When it Comes to Disability, Specialization Often Leads to Stigmatization

A recent article from ICES and the Centre for Addiction and Mental Health (CAMH) reported that people with developmental disabilities make up 22% of the 1,466 people who have spent more than a year in a non-forensic psychiatric inpatient bed in Ontario, despite accounting for less than 3% of the population. The article’s authors note that this is a problem caused in part by a shortage of appropriate community-based settings into which people can transition from health and mental health facilities.  

In response to this kind of data, people often make recommendations for increasingly segregated supports – more group homes, for example, or mental health units only for people with the label of developmental disability. Notably, the CAMH report’s recommendations do not go down this road.  

The authors make the case that all health, mental health, and community support services should be able to provide appropriate care for all people, including people with developmental disabilities. While this may include hiring staff with specialized expertise, the emphasis is on increasing system capacity and responsiveness so that one system can serve all people. Two key elements of this approach are (a) increasing the knowledge and capability of all staff, and (b) designing care environments that account for neurodiversity. 

The CAMH study found that people who have developmental disabilities are more likely to be restrained and placed in isolation during psychiatric inpatient stays. Similarly, Community Living Ontario’s Crisis in the Classroom report shows that students who have developmental disabilities are at high risk of being physically restrained and placed in isolation rooms while in school. As with health care facilities, schools have simply not been designed to account for neurodiversity. They are too loud, too bright, too controlling, and staffed by too many people with little understanding of disability. This has led many parents to move their children from regular classrooms to segregated settings.  

We can apply a similar lens to housing. There are about 18,000 people living in provincially-funded developmental service housing spaces in Ontario.

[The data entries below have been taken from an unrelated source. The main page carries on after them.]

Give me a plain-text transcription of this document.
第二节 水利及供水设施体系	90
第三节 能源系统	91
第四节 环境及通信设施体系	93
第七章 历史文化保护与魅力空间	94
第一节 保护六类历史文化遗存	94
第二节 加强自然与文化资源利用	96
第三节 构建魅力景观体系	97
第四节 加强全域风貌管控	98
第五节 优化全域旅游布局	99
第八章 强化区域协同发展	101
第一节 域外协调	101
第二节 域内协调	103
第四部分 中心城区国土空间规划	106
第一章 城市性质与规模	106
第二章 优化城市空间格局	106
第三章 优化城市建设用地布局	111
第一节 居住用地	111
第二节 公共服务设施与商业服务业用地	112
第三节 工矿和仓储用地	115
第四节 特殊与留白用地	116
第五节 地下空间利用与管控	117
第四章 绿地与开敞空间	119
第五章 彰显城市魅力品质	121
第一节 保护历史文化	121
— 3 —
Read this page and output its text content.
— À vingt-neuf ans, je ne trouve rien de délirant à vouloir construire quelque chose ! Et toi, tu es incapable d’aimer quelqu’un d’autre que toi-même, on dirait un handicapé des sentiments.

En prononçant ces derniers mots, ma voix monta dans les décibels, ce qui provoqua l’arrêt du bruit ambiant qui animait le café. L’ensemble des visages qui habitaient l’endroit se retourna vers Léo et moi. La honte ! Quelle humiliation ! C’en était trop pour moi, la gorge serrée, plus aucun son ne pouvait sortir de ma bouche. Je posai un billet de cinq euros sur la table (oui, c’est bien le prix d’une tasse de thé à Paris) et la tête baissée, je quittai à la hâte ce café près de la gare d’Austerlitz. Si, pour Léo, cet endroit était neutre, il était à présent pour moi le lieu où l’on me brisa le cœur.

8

These folks live in a mix of small group homes, individual apartments, with host families, and in a few larger facilities. More than 28,000 people are on a waiting list for a funded space. The model relies on specialized organizations staffed by people with specialized knowledge, in part because the broader home and community care sector is unprepared to meet the needs of people with more complex housing support needs.  

Several decades of research (including a recent report by the Ontario government) has shown that we could support more people to access housing if developmental service agencies sold a good portion of their group homes and used the proceeds to support people to move into typical housing in the community. Further, the people making that move would be happier and have a higher quality of life.  

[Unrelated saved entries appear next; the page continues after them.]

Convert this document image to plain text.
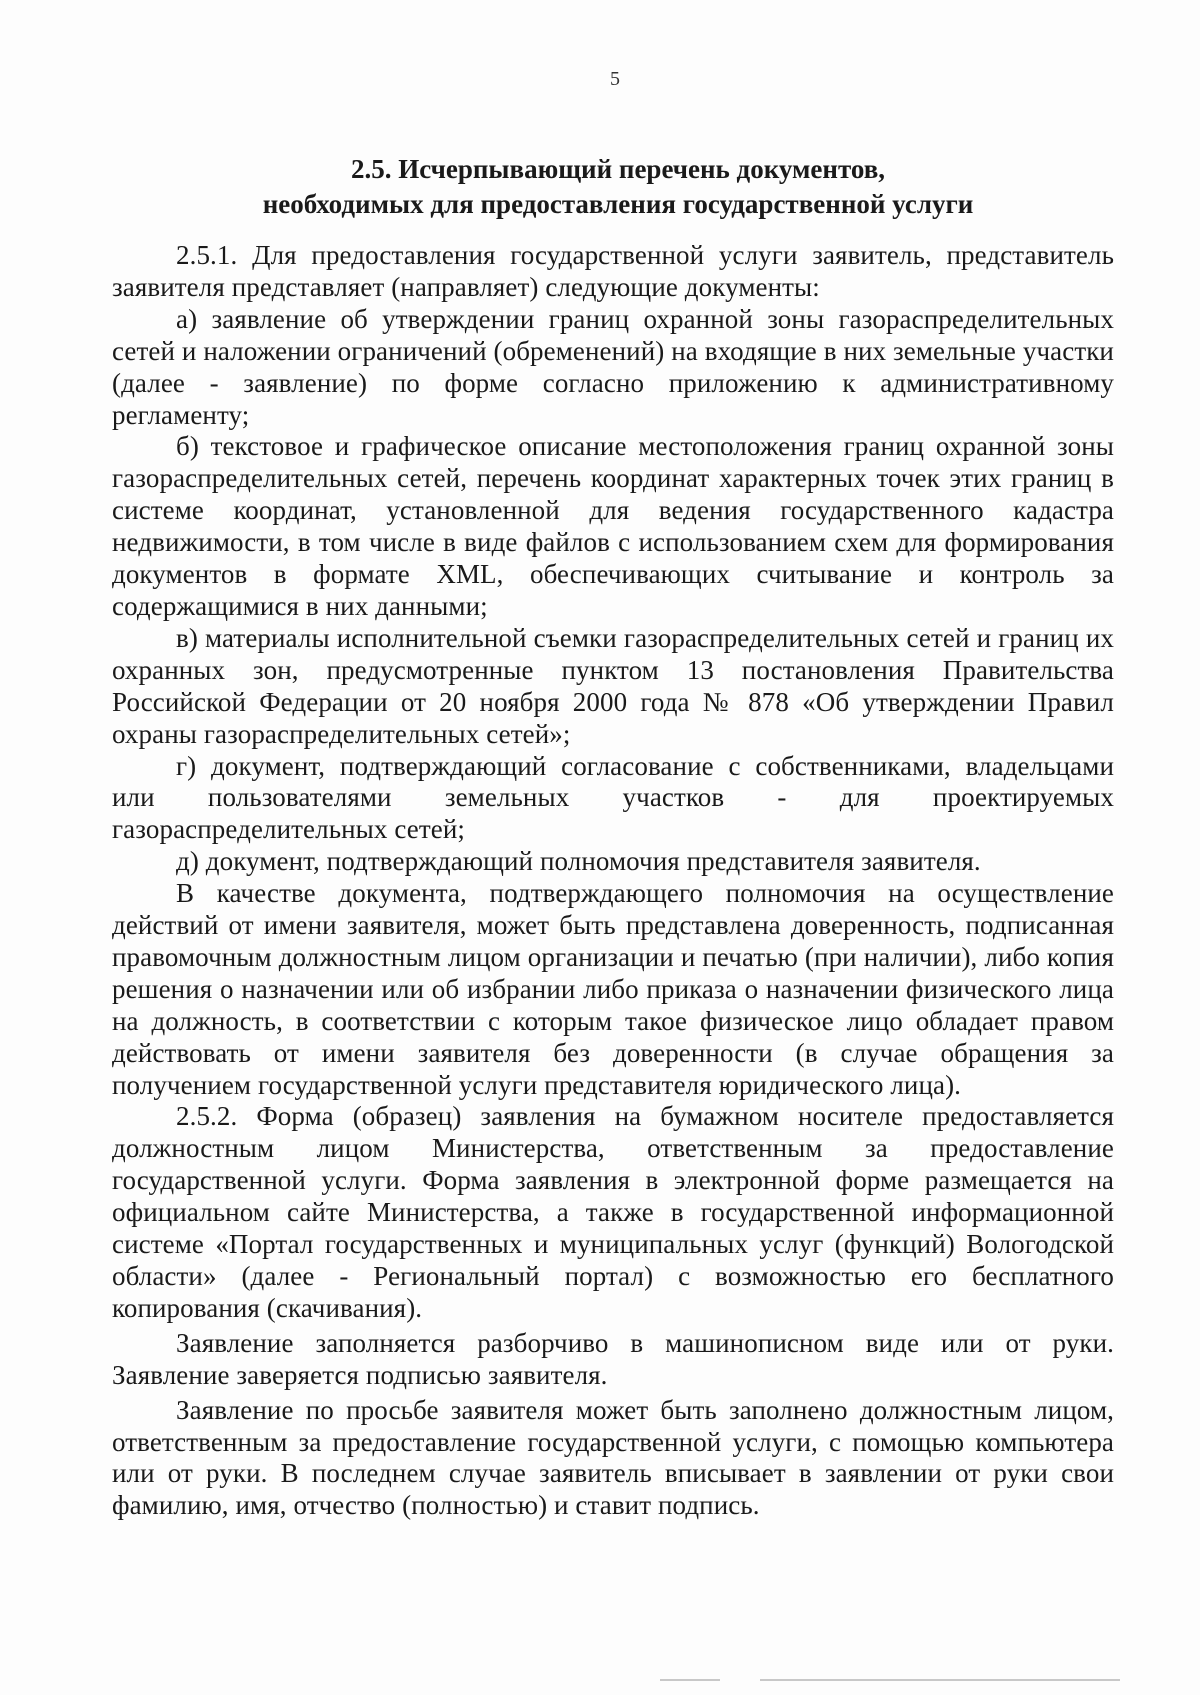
5
2.5. Исчерпывающий перечень документов,
необходимых для предоставления государственной услуги

2.5.1. Для предоставления государственной услуги заявитель, представитель заявителя представляет (направляет) следующие документы:

а) заявление об утверждении границ охранной зоны газораспределительных сетей и наложении ограничений (обременений) на входящие в них земельные участки (далее - заявление) по форме согласно приложению к административному регламенту;

б) текстовое и графическое описание местоположения границ охранной зоны газораспределительных сетей, перечень координат характерных точек этих границ в системе координат, установленной для ведения государственного кадастра недвижимости, в том числе в виде файлов с использованием схем для формирования документов в формате XML, обеспечивающих считывание и контроль за содержащимися в них данными;

в) материалы исполнительной съемки газораспределительных сетей и границ их охранных зон, предусмотренные пунктом 13 постановления Правительства Российской Федерации от 20 ноября 2000 года № 878 «Об утверждении Правил охраны газораспределительных сетей»;

г) документ, подтверждающий согласование с собственниками, владельцами или пользователями земельных участков - для проектируемых газораспределительных сетей;

д) документ, подтверждающий полномочия представителя заявителя.

В качестве документа, подтверждающего полномочия на осуществление действий от имени заявителя, может быть представлена доверенность, подписанная правомочным должностным лицом организации и печатью (при наличии), либо копия решения о назначении или об избрании либо приказа о назначении физического лица на должность, в соответствии с которым такое физическое лицо обладает правом действовать от имени заявителя без доверенности (в случае обращения за получением государственной услуги представителя юридического лица).

2.5.2. Форма (образец) заявления на бумажном носителе предоставляется должностным лицом Министерства, ответственным за предоставление государственной услуги. Форма заявления в электронной форме размещается на официальном сайте Министерства, а также в государственной информационной системе «Портал государственных и муниципальных услуг (функций) Вологодской области» (далее - Региональный портал) с возможностью его бесплатного копирования (скачивания).

Заявление заполняется разборчиво в машинописном виде или от руки. Заявление заверяется подписью заявителя.

Заявление по просьбе заявителя может быть заполнено должностным лицом, ответственным за предоставление государственной услуги, с помощью компьютера или от руки. В последнем случае заявитель вписывает в заявлении от руки свои фамилию, имя, отчество (полностью) и ставит подпись.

The belief that we need segregated systems for people labelled with developmental disability is an artifact of an earlier time that still exerts a huge influence on current practice in health care, education, housing, and beyond. And because there are so many barriers to moving away from this approach, we see old models creeping back into play – models that pull dozens or even hundreds of labelled people together under one roof. In which case ‘they’ become the responsibility of people with specialized knowledge, and thus remain largely invisible to most. 

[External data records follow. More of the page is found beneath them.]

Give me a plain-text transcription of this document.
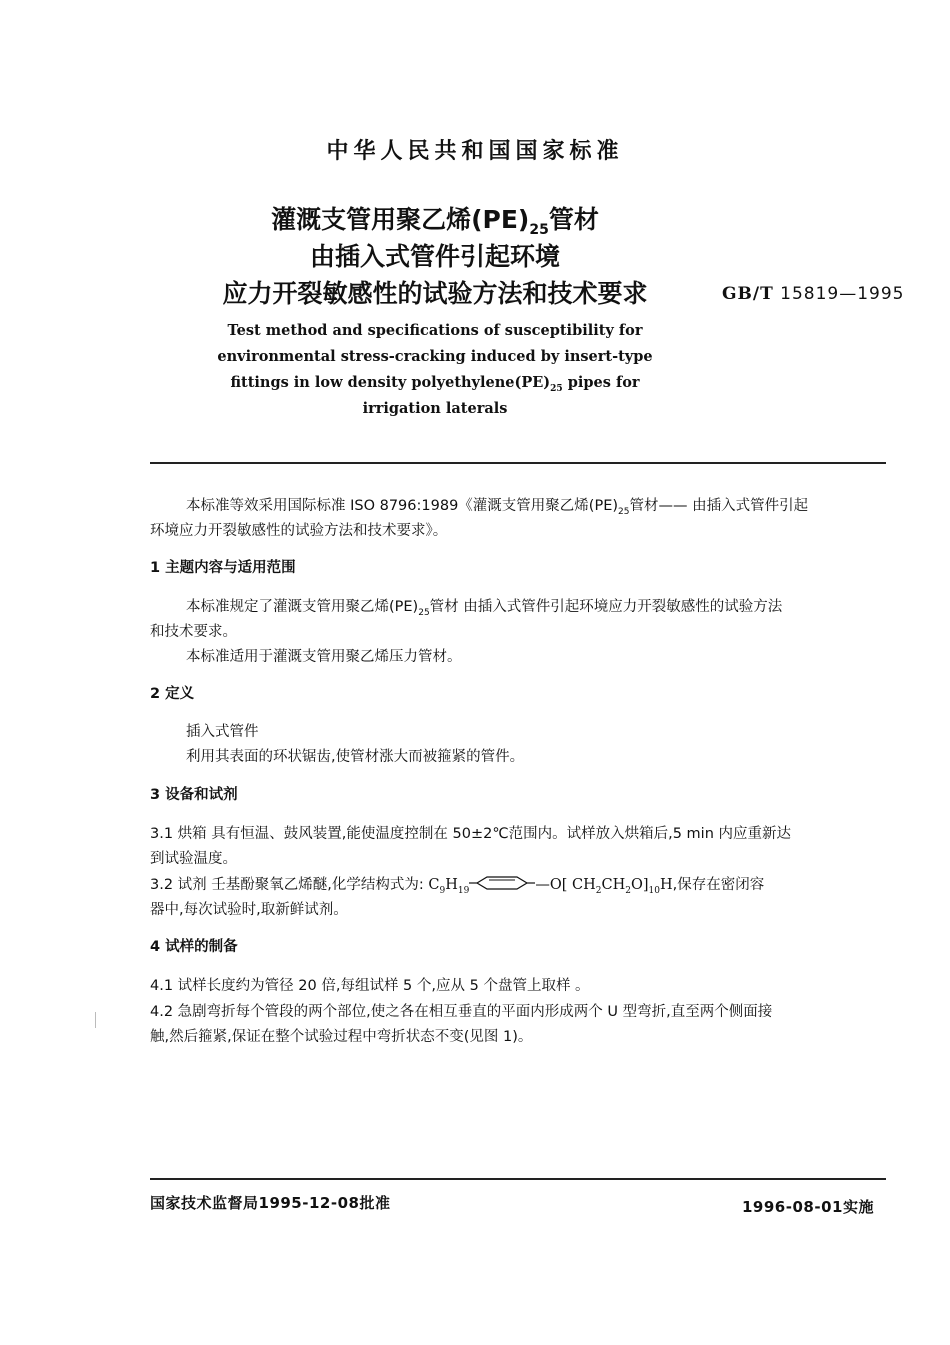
中华人民共和国国家标准
灌溉支管用聚乙烯$(PE)_{25}$管材
由插入式管件引起环境
应力开裂敏感性的试验方法和技术要求	GB/T 15819—1995
Test method and specifications of susceptibility for
environmental stress-cracking induced by insert-type
fittings in low density $polyethylene(PE)_{25}$ pipes for
irrigation laterals
本标准等效采用国际标准 ISO 8796:1989《灌溉支管用聚乙烯$(PE)_{25}$管材—— 由插入式管件引起
环境应力开裂敏感性的试验方法和技术要求》。
1 主题内容与适用范围
本标准规定了灌溉支管用聚乙烯$(PE)_{25}$管材 由插入式管件引起环境应力开裂敏感性的试验方法
和技术要求。
本标准适用于灌溉支管用聚乙烯压力管材。
2 定义
插入式管件
利用其表面的环状锯齿,使管材涨大而被箍紧的管件。
3 设备和试剂
3.1 烘箱 具有恒温、鼓风装置,能使温度控制在 50±2℃范围内。试样放入烘箱后,5 min 内应重新达
到试验温度。
3.2 试剂 壬基酚聚氧乙烯醚,化学结构式为: $C_9H_{19}$	—O[ $CH_2CH_2O]_{10}H$,保存在密闭容
器中,每次试验时,取新鲜试剂。
4 试样的制备
4.1 试样长度约为管径 20 倍,每组试样 5 个,应从 5 个盘管上取样 。
4.2 急剧弯折每个管段的两个部位,使之各在相互垂直的平面内形成两个 U 型弯折,直至两个侧面接
触,然后箍紧,保证在整个试验过程中弯折状态不变(见图 1)。
国家技术监督局1995-12-08批准	1996-08-01实施
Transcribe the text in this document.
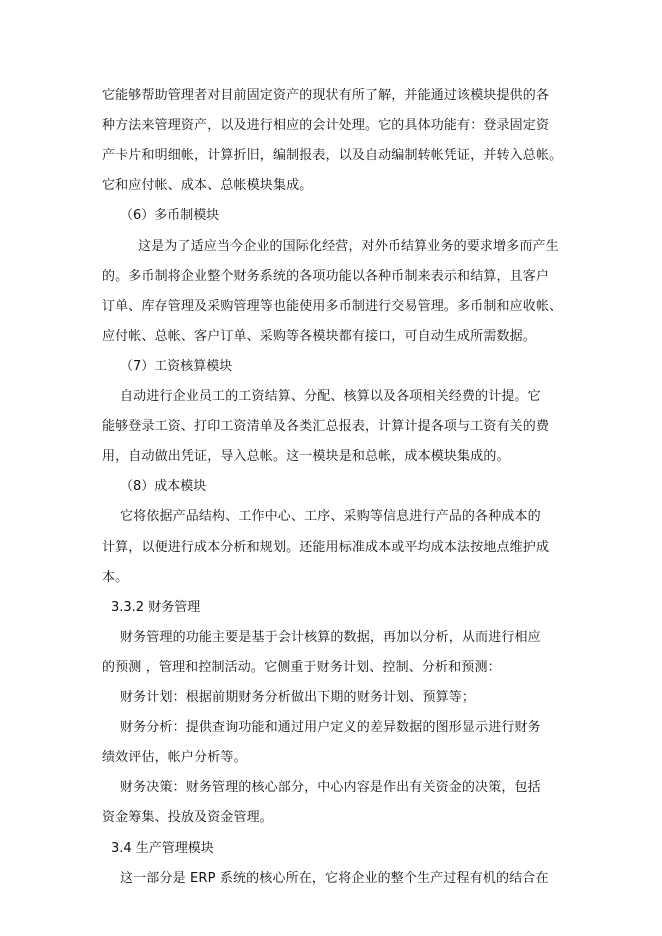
它能够帮助管理者对目前固定资产的现状有所了解，并能通过该模块提供的各
种方法来管理资产，以及进行相应的会计处理。它的具体功能有：登录固定资
产卡片和明细帐，计算折旧，编制报表，以及自动编制转帐凭证，并转入总帐。
它和应付帐、成本、总帐模块集成。
（6）多币制模块
这是为了适应当今企业的国际化经营，对外币结算业务的要求增多而产生
的。多币制将企业整个财务系统的各项功能以各种币制来表示和结算，且客户
订单、库存管理及采购管理等也能使用多币制进行交易管理。多币制和应收帐、
应付帐、总帐、客户订单、采购等各模块都有接口，可自动生成所需数据。
（7）工资核算模块
自动进行企业员工的工资结算、分配、核算以及各项相关经费的计提。它
能够登录工资、打印工资清单及各类汇总报表，计算计提各项与工资有关的费
用，自动做出凭证，导入总帐。这一模块是和总帐，成本模块集成的。
（8）成本模块
它将依据产品结构、工作中心、工序、采购等信息进行产品的各种成本的
计算，以便进行成本分析和规划。还能用标准成本或平均成本法按地点维护成
本。
3.3.2 财务管理
财务管理的功能主要是基于会计核算的数据，再加以分析，从而进行相应
的预测 ，管理和控制活动。它侧重于财务计划、控制、分析和预测：
财务计划：根据前期财务分析做出下期的财务计划、预算等；
财务分析：提供查询功能和通过用户定义的差异数据的图形显示进行财务
绩效评估，帐户分析等。
财务决策：财务管理的核心部分，中心内容是作出有关资金的决策，包括
资金筹集、投放及资金管理。
3.4 生产管理模块
这一部分是 ERP 系统的核心所在，它将企业的整个生产过程有机的结合在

Specialized models of support that segregate people based on a label fail in many ways. They are more expensive. They produce worse health outcomes and a lower quality of life. They are more prone to neglect and abuse.  

Segregated models and specialized systems have contributed to the reality we face today. People with the label of developmental disability are more likely to be abused and trafficked; they are highly likely to be overmedicated and regularly sedated; they experience poverty at overwhelming rates. Underlying all of this is pervasive stigma and devaluation.  

In 2001, sociologists Bruce Link and Jo Phelan wrote that “people are stigmatized when the fact that they are labeled, set apart, and linked to undesirable characteristics leads them to experience status loss and discrimination.” Is there any better description of the typical experience of people labelled with developmental disability?  

Moving away from specialized systems won’t end labelling and stigmatization, but it is a necessary step in that process. The more labelled people can access typical services in the community, the more they will be known simply as people, and the more stigma will be reduced. We have an opportunity, and arguably a duty, to jumpstart this process within developmental services by continuing the progression away from group living, group programs, and even our understanding of ‘people with developmental disabilities’ as a group.